Marilah kepada-Ku, semua yang letih lesu dan berbeban berat, Aku akan memberi kelegaan kepadamu (Mat 11:28). Sepenggal ayat kitab suci yang kita sering dengar, baik di rumah, lingkungan maupun di gereja. 

Tidak bisa dipungkiri tahun 2020 ini merupakan tahun yang berat bagi seluruh umat manusia diberbagai belahan dunia, sebuah kedukacitaan secara global yang tidak disangka akan terjadi di abad ke-21 ini. 

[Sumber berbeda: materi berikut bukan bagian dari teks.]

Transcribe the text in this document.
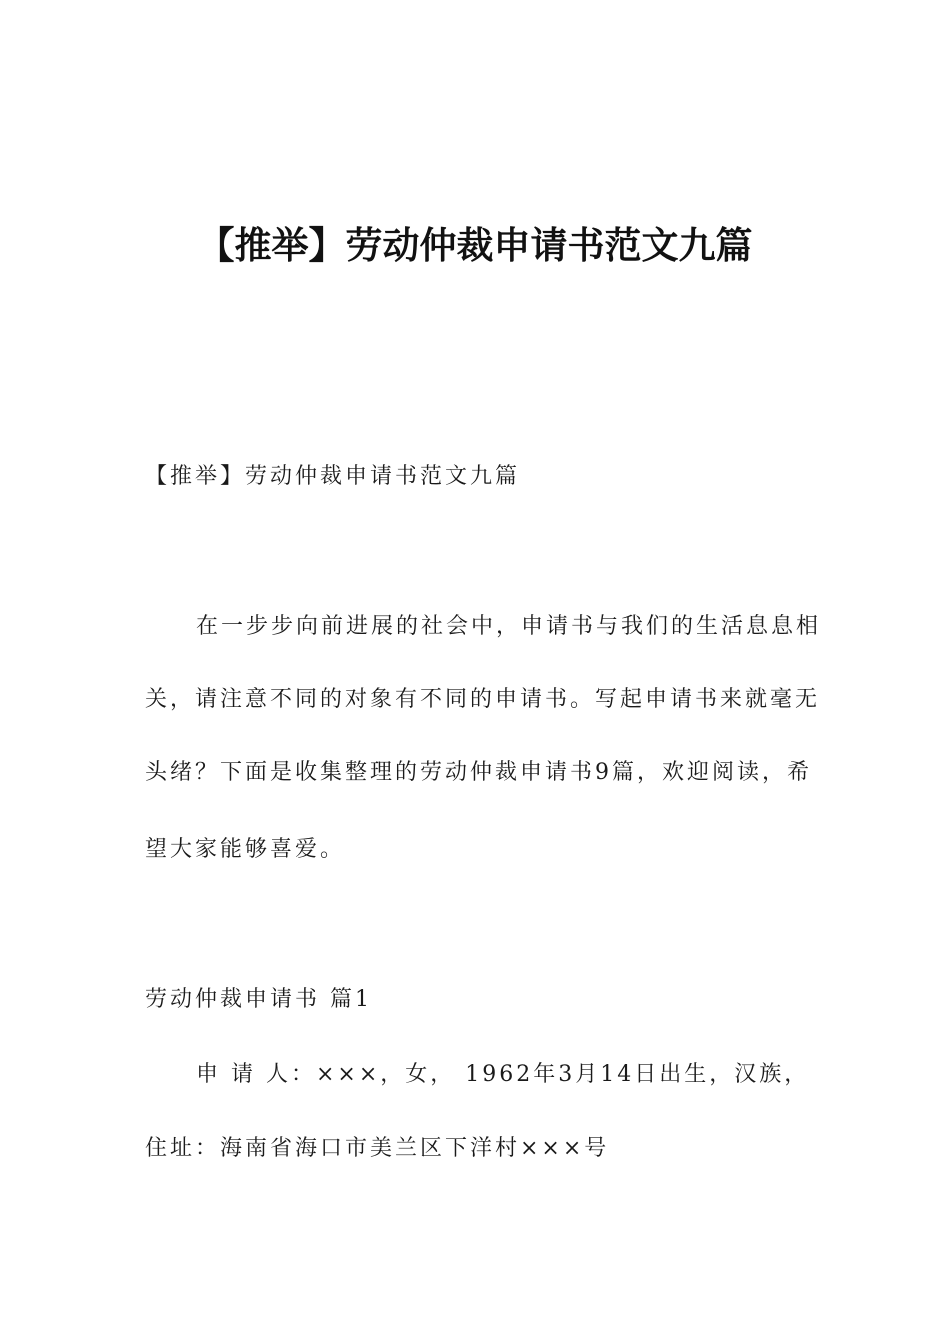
【推举】劳动仲裁申请书范文九篇
【推举】劳动仲裁申请书范文九篇
在一步步向前进展的社会中，申请书与我们的生活息息相
关，请注意不同的对象有不同的申请书。写起申请书来就毫无
头绪？下面是收集整理的劳动仲裁申请书9篇，欢迎阅读，希
望大家能够喜爱。
劳动仲裁申请书 篇1
申 请 人：×××，女， 1962年3月14日出生，汉族，
住址：海南省海口市美兰区下洋村×××号
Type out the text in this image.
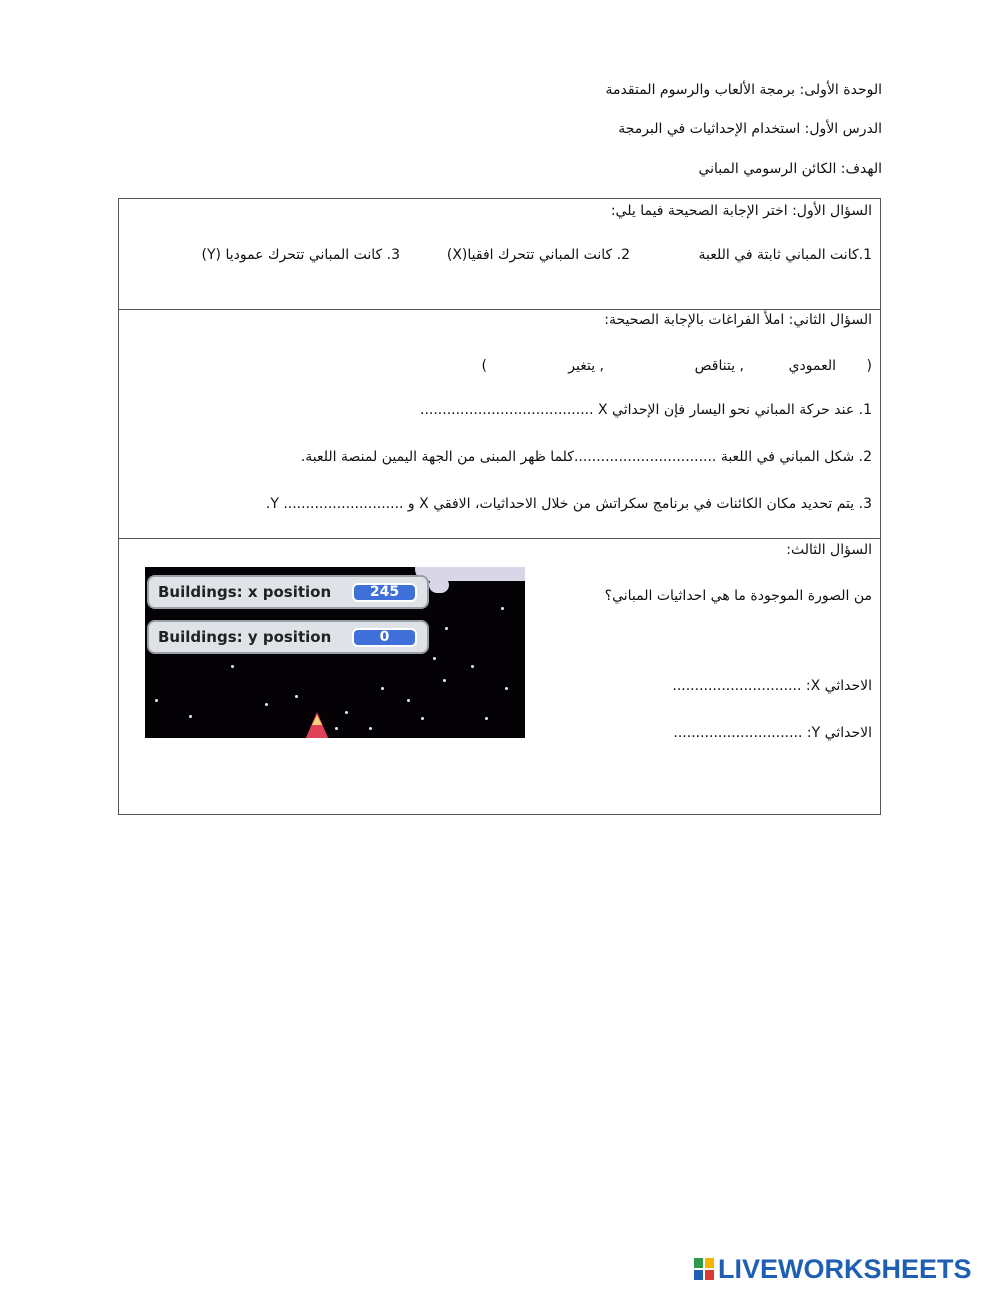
الوحدة الأولى: برمجة الألعاب والرسوم المتقدمة
الدرس الأول: استخدام الإحداثيات في البرمجة
الهدف: الكائن الرسومي المباني
السؤال الأول: اختر الإجابة الصحيحة فيما يلي:
1.كانت المباني ثابتة في اللعبة
2. كانت المباني تتحرك افقيا(X)
3. كانت المباني تتحرك عموديا (Y)
السؤال الثاني: املأ الفراغات بالإجابة الصحيحة:
(
العمودي
, يتناقص
, يتغير
)
1. عند حركة المباني نحو اليسار فإن الإحداثي X .......................................
2. شكل المباني في اللعبة ................................كلما ظهر المبنى من الجهة اليمين لمنصة اللعبة.
3. يتم تحديد مكان الكائنات في برنامج سكراتش من خلال الاحداثيات، الافقي X و ........................... Y.
السؤال الثالث:
من الصورة الموجودة ما هي احداثيات المباني؟
الاحداثي X: .............................
الاحداثي Y: .............................
Buildings: x position	245
Buildings: y position	0
LIVEWORKSHEETS
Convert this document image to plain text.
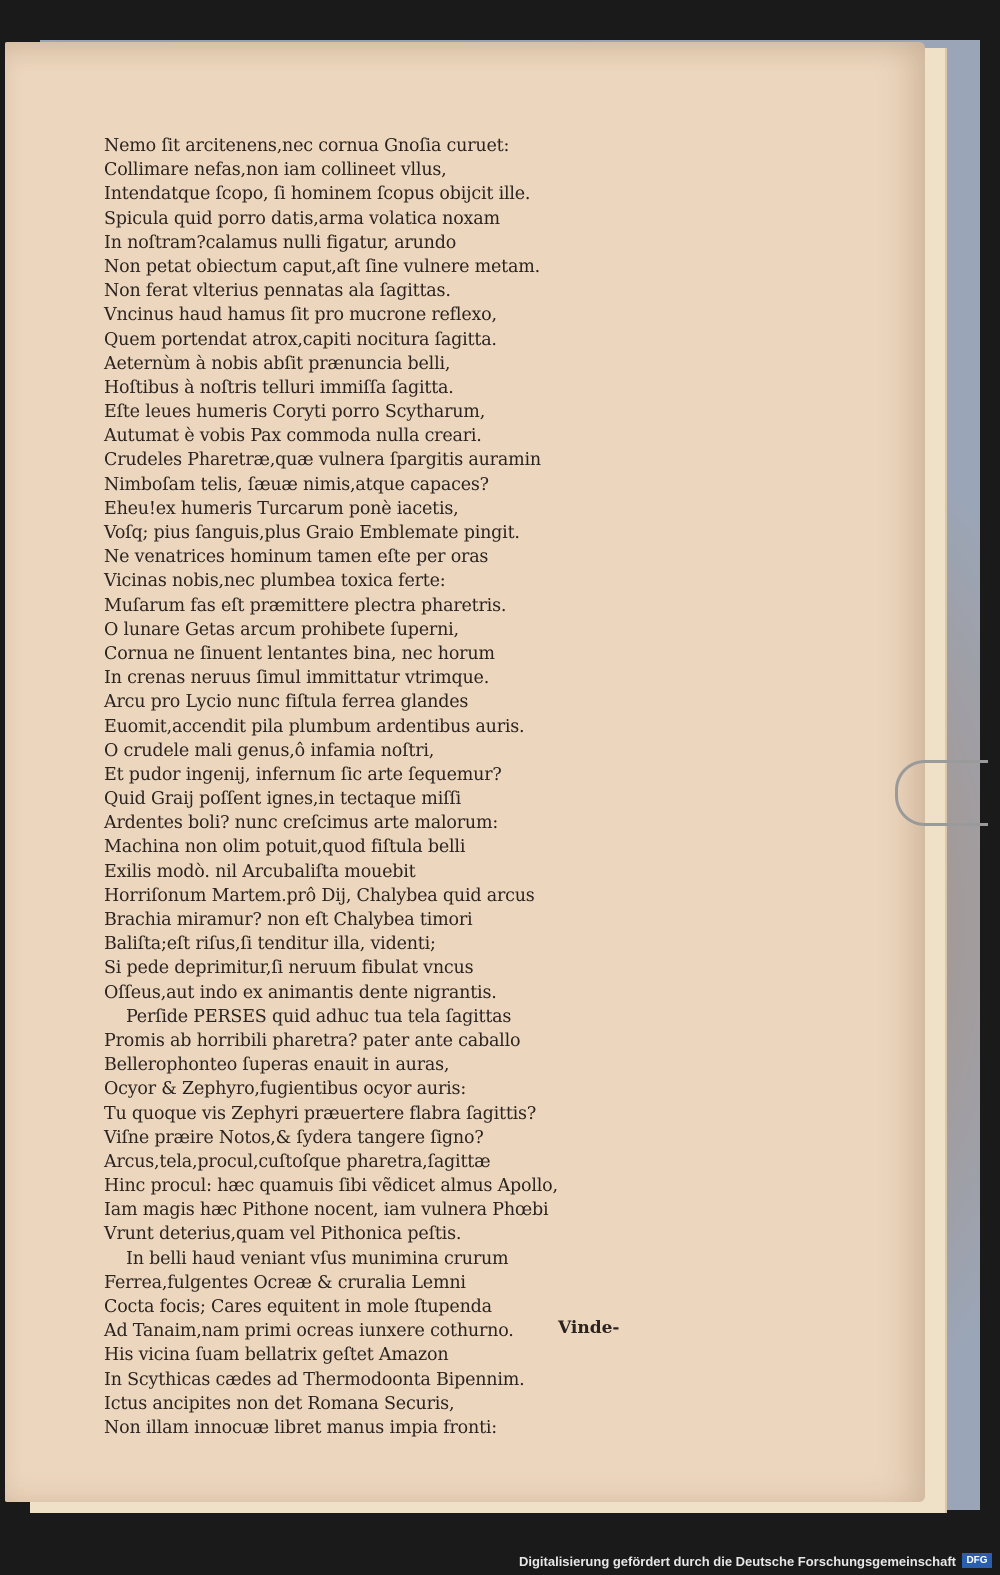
Nemo ſit arcitenens,nec cornua Gnoſia curuet:
Collimare nefas,non iam collineet vllus,
Intendatque ſcopo, ſi hominem ſcopus obijcit ille.
Spicula quid porro datis,arma volatica noxam
In noſtram?calamus nulli figatur, arundo
Non petat obiectum caput,aſt ſine vulnere metam.
Non ferat vlterius pennatas ala ſagittas.
Vncinus haud hamus ſit pro mucrone reflexo,
Quem portendat atrox,capiti nocitura ſagitta.
Aeternùm à nobis abſit prænuncia belli,
Hoſtibus à noſtris telluri immiſſa ſagitta.
Eſte leues humeris Coryti porro Scytharum,
Autumat è vobis Pax commoda nulla creari.
Crudeles Pharetræ,quæ vulnera ſpargitis auramin
Nimboſam telis, ſæuæ nimis,atque capaces?
Eheu!ex humeris Turcarum ponè iacetis,
Voſq; pius ſanguis,plus Graio Emblemate pingit.
Ne venatrices hominum tamen eſte per oras
Vicinas nobis,nec plumbea toxica ferte:
Muſarum fas eſt præmittere plectra pharetris.
O lunare Getas arcum prohibete ſuperni,
Cornua ne ſinuent lentantes bina, nec horum
In crenas neruus ſimul immittatur vtrimque.
Arcu pro Lycio nunc fiſtula ferrea glandes
Euomit,accendit pila plumbum ardentibus auris.
O crudele mali genus,ô infamia noſtri,
Et pudor ingenij, infernum ſic arte ſequemur?
Quid Graij poſſent ignes,in tectaque miſſi
Ardentes boli? nunc creſcimus arte malorum:
Machina non olim potuit,quod fiſtula belli
Exilis modò. nil Arcubaliſta mouebit
Horriſonum Martem.prô Dij, Chalybea quid arcus
Brachia miramur? non eſt Chalybea timori
Baliſta;eſt riſus,ſi tenditur illa, videnti;
Si pede deprimitur,ſi neruum fibulat vncus
Oſſeus,aut indo ex animantis dente nigrantis.
Perſide PERSES quid adhuc tua tela ſagittas
Promis ab horribili pharetra? pater ante caballo
Bellerophonteo ſuperas enauit in auras,
Ocyor & Zephyro,fugientibus ocyor auris:
Tu quoque vis Zephyri præuertere flabra ſagittis?
Viſne præire Notos,& ſydera tangere ſigno?
Arcus,tela,procul,cuſtoſque pharetra,ſagittæ
Hinc procul: hæc quamuis ſibi vẽdicet almus Apollo,
Iam magis hæc Pithone nocent, iam vulnera Phœbi
Vrunt deterius,quam vel Pithonica peſtis.
In belli haud veniant vſus munimina crurum
Ferrea,fulgentes Ocreæ & cruralia Lemni
Cocta focis; Cares equitent in mole ſtupenda
Ad Tanaim,nam primi ocreas iunxere cothurno.
His vicina ſuam bellatrix geſtet Amazon
In Scythicas cædes ad Thermodoonta Bipennim.
Ictus ancipites non det Romana Securis,
Non illam innocuæ libret manus impia fronti:
Vinde-
Digitalisierung gefördert durch die Deutsche Forschungsgemeinschaft	DFG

Awal tahun 2020 kita telah menghadapi bencana alam di berbagai kota di Indonesia, kemudian pada Maret 2020 Virus Corona-19 mulai merebak di tanah air sebagai bencana non-alam. Sulit dipercaya, tetapi benar terjadi dan sedang kita alami hingga hari ini, awalnya pemerintah Indonesia mengira tidak akan terinfeksi virus yang pertama kali teridentifikasi di Wuhan, Cina.

Namun, kenyataannya harus kita terima, 2020 sebagai the new decade di era milenium III dengan segala kecanggihan teknologi sekalipun, tidak mampu membendung benda mikroskopis yang tak kelihatan tapi mampu menghentikan semua gelagat dan peristiwa hidup manusia sehari-hari, bagai kemarau setahun, dihapus hujan sehari.

Bukan soal cepat merebaknya virus, bukan juga soal mampu meruntuhkan segala aktivitas manusia, lebih dari itu, komunitas manusia secara global diajak untuk berkelana kembali pada hakikat hidupnya, mempertanyakan apa artinya esensi dan eksistensi.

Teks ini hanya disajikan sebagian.